Not many thoughts today, so I'll try to start a Monday tradition of posting a list of songs I'm listening to:
1. Zack Hexum - Met a Girl Like You Once
Saw this guy on Kilborn last week. He's going to be a star.
2. James Taylor - On The 4th of July
Singing harmony with Sweet Baby James is better than Lexapro.
3. Dixie Chicks - I Believe In Love
Country music to put you back in the mood for #2.
4. KC & The Sunshine Band - Boogie Shoes
When the manic kicks in and you gotta dance.
5. Michael Penn - Me Around
Heard this in the background of my favorite (cancelled) show, Mind of the Married Man.

Sunday, August 08, 2004

A poem in Spanish

La Reina Que Baila.

Usted puede bailar, usted puede jive, teniendo la época de su vida /
Vea a esa muchacha, el reloj que la escena, empuje en la reina que baila.

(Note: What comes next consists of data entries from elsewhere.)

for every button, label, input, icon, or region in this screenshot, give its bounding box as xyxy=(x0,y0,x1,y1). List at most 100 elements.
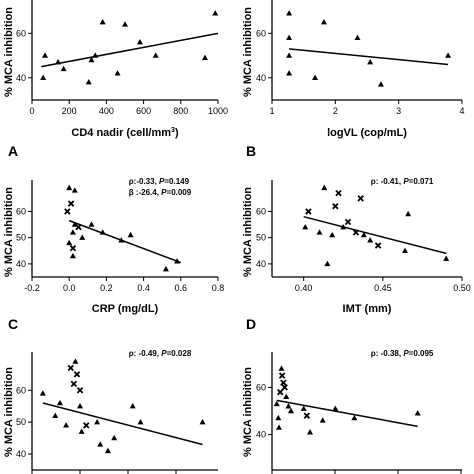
x-tick-label: 1000 xyxy=(208,106,228,116)
panel-label: B xyxy=(246,143,256,159)
data-point-triangle xyxy=(63,422,70,428)
data-point-triangle xyxy=(66,184,73,191)
data-point-triangle xyxy=(212,10,219,16)
data-point-cross xyxy=(83,422,90,429)
y-axis-label: % MCA inhibition xyxy=(3,7,15,97)
x-tick-label: 0 xyxy=(29,106,34,116)
stat-suffix: =0.028 xyxy=(167,349,192,358)
cross-stroke xyxy=(344,218,352,226)
data-point-triangle xyxy=(69,252,76,259)
data-point-triangle xyxy=(360,231,367,238)
data-point-triangle xyxy=(60,65,67,72)
stat-annotation: ρ: -0.41, P=0.071 xyxy=(371,177,434,186)
stat-annotation: β :-26.4, P=0.009 xyxy=(129,188,192,197)
data-point-triangle xyxy=(286,70,293,76)
y-tick-label: 40 xyxy=(256,73,266,83)
data-point-triangle xyxy=(329,231,336,238)
x-tick-label: 0.45 xyxy=(374,283,392,293)
data-point-triangle xyxy=(286,10,293,16)
data-point-triangle xyxy=(97,441,104,447)
x-tick-label: 0.6 xyxy=(175,283,188,293)
data-point-triangle xyxy=(300,405,307,411)
cross-stroke xyxy=(374,242,382,249)
data-point-triangle xyxy=(94,418,101,425)
data-point-cross xyxy=(73,371,81,378)
data-point-cross xyxy=(276,388,284,396)
data-point-triangle xyxy=(66,239,73,246)
cross-stroke xyxy=(70,380,78,388)
data-point-triangle xyxy=(273,400,280,407)
y-tick-label: 60 xyxy=(256,206,266,216)
cross-stroke xyxy=(357,195,364,202)
data-point-triangle xyxy=(286,34,293,40)
regression-line xyxy=(42,402,203,446)
data-point-triangle xyxy=(405,210,412,217)
data-point-triangle xyxy=(152,52,159,58)
data-point-triangle xyxy=(316,229,323,235)
bottom-right-tick-row xyxy=(271,470,462,474)
stat-p-label: P xyxy=(161,188,167,197)
stat-annotation: ρ: -0.38, P=0.095 xyxy=(371,349,434,358)
data-point-triangle xyxy=(42,52,49,58)
y-tick-label: 40 xyxy=(16,73,26,83)
data-point-cross xyxy=(352,229,360,236)
x-axis-label: logVL (cop/mL) xyxy=(327,127,407,139)
data-point-triangle xyxy=(201,54,208,60)
x-tick-label: -0.2 xyxy=(24,283,40,293)
data-point-triangle xyxy=(39,390,46,396)
data-point-triangle xyxy=(288,407,294,414)
cross-stroke xyxy=(276,388,284,396)
x-tick-label: 1 xyxy=(269,106,274,116)
data-point-triangle xyxy=(312,74,319,80)
data-point-triangle xyxy=(118,237,125,243)
data-point-cross xyxy=(305,208,312,215)
chart-panel-6: 40 60% MCA inhibition Dρ: -0.38, P=0.095 xyxy=(242,316,462,471)
x-tick-label: 800 xyxy=(173,106,188,116)
data-point-triangle xyxy=(321,184,328,191)
y-tick-label: 60 xyxy=(16,206,26,216)
data-point-triangle xyxy=(414,410,421,416)
data-point-triangle xyxy=(136,39,143,45)
cross-stroke xyxy=(332,202,339,210)
data-point-triangle xyxy=(137,418,144,425)
data-point-triangle xyxy=(283,393,290,400)
data-point-cross xyxy=(75,223,82,231)
data-point-triangle xyxy=(307,429,313,435)
regression-line xyxy=(41,32,219,68)
x-tick-label: 0.50 xyxy=(453,283,471,293)
data-point-triangle xyxy=(114,70,121,76)
data-point-triangle xyxy=(324,260,331,267)
y-axis-label: % MCA inhibition xyxy=(242,367,254,457)
x-tick-label: 0.2 xyxy=(100,283,113,293)
y-tick-label: 40 xyxy=(16,449,26,459)
data-point-triangle xyxy=(402,247,408,253)
data-point-cross xyxy=(332,202,339,210)
x-axis-label-text: IMT (mm) xyxy=(343,303,392,315)
x-axis-label-text: CRP (mg/dL) xyxy=(92,303,159,315)
data-point-cross xyxy=(281,384,288,391)
data-point-triangle xyxy=(319,417,326,423)
stat-p-label: P xyxy=(159,177,165,186)
panel-label: D xyxy=(246,316,256,332)
x-tick-label: 0.8 xyxy=(212,283,225,293)
y-axis-label: % MCA inhibition xyxy=(242,7,254,97)
data-point-triangle xyxy=(71,187,78,193)
data-point-triangle xyxy=(340,223,347,230)
data-point-triangle xyxy=(92,52,99,58)
cross-stroke xyxy=(280,379,287,386)
cross-stroke xyxy=(64,208,71,215)
stat-suffix: =0.149 xyxy=(164,177,189,186)
cross-stroke xyxy=(83,422,90,429)
y-axis-label: % MCA inhibition xyxy=(3,187,15,277)
stat-prefix: ρ: -0.38, xyxy=(371,349,404,358)
data-point-cross xyxy=(303,412,311,419)
x-axis-label-superscript: 3 xyxy=(171,127,175,134)
data-point-cross xyxy=(357,195,364,202)
x-tick-label: 600 xyxy=(136,106,151,116)
y-tick-label: 40 xyxy=(16,259,26,269)
cross-stroke xyxy=(352,229,360,236)
cross-stroke xyxy=(75,223,82,231)
data-point-cross xyxy=(70,380,78,388)
chart-panel-5: 40 50 60% MCA inhibition Cρ: -0.49, P=0.028 xyxy=(3,316,218,471)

La noche de viernes y las luces son el mirar bajo /
Hacia fuera para el lugar a ir /
Donde juegan la música derecha, consiguiendo en el oscilación /
Que usted entra buscar a un rey /
Cualquiera podría ser que la noche del individuo /
Es joven y la música alta /
Con un poco música de la roca, todo es /
Usted está muy bien en el humor para una danza /
Y cuando usted consigue el chance...

Usted es la reina que baila, joven y dulce, solamente diecisiete /
Bailando a reina, sienta el golpe del tambourine /
Usted puede bailar, usted puede jive, teniendo la época de su vida /
Vea a esa muchacha, el reloj que la escena, el empuje en la reina que baila.

Usted es un bromista, usted da vuelta al ' em en /
Déjelos que se queman y entonces le van /
Mirando hacia fuera para otros, cualquier persona hará /
Usted está en el humor para una danza /
Y cuando usted consigue el chance...

Usted es la reina que baila, joven y dulce, solamente diecisiete /
Bailando a reina, sienta el golpe del tambourine /
Usted puede bailar, usted puede jive, teniendo la época de su vida /
Vea a esa muchacha, el reloj que la escena, empuje en la reina que baila.

[With apologies to the author(s).]

Saturday, August 07, 2004

Gettin' my perv on

So I flip on the tv last night... (aside: What great story doesn't start that way?)

I've got an old tv downstairs that doesn't tell you right away what channel it's on, so I assume it's still on Home Shopping Network. You guys watch HSN, right? Fabulous merchandise, fantastic values, and entertaining celebrities. Once you watch you have to put the phone number on speed-dial, because you only have so much time to get in on the action. So the picture comes up and I see a bunch of cute girls in swimwear. Nice. Where's the phone?

HSN: "Good Evening. My name's Beth, how can I help you?"
Me: "Hi Beth, it's me. I'd like a 'Miss Connecticut' and 2 'Miss Hawaii's please. Account number 77057."

HSN: "I beg your pardon?"
Me: (hits "channel recall" on TV remote - NBC)
"Umm, just a sec..."

HSN: "Sir?"
Me: (grabs TV Guide - 8pm: Miss Teen USA)
"Sorry, I'm watching the wrong channel. Call you back later."

HSN: "Ok, thank you and have a good night."

So I'm clearly gettin' my perv on when I call HSN and the girl is so cool with it. Polite, even. I'm going to marry a girl like that someday. This blog is dedicated to HSN Operator Beth...I think I love you.

[Note: The name and account number have been changed because that's what you do when you publish a story about someone else and an account number.]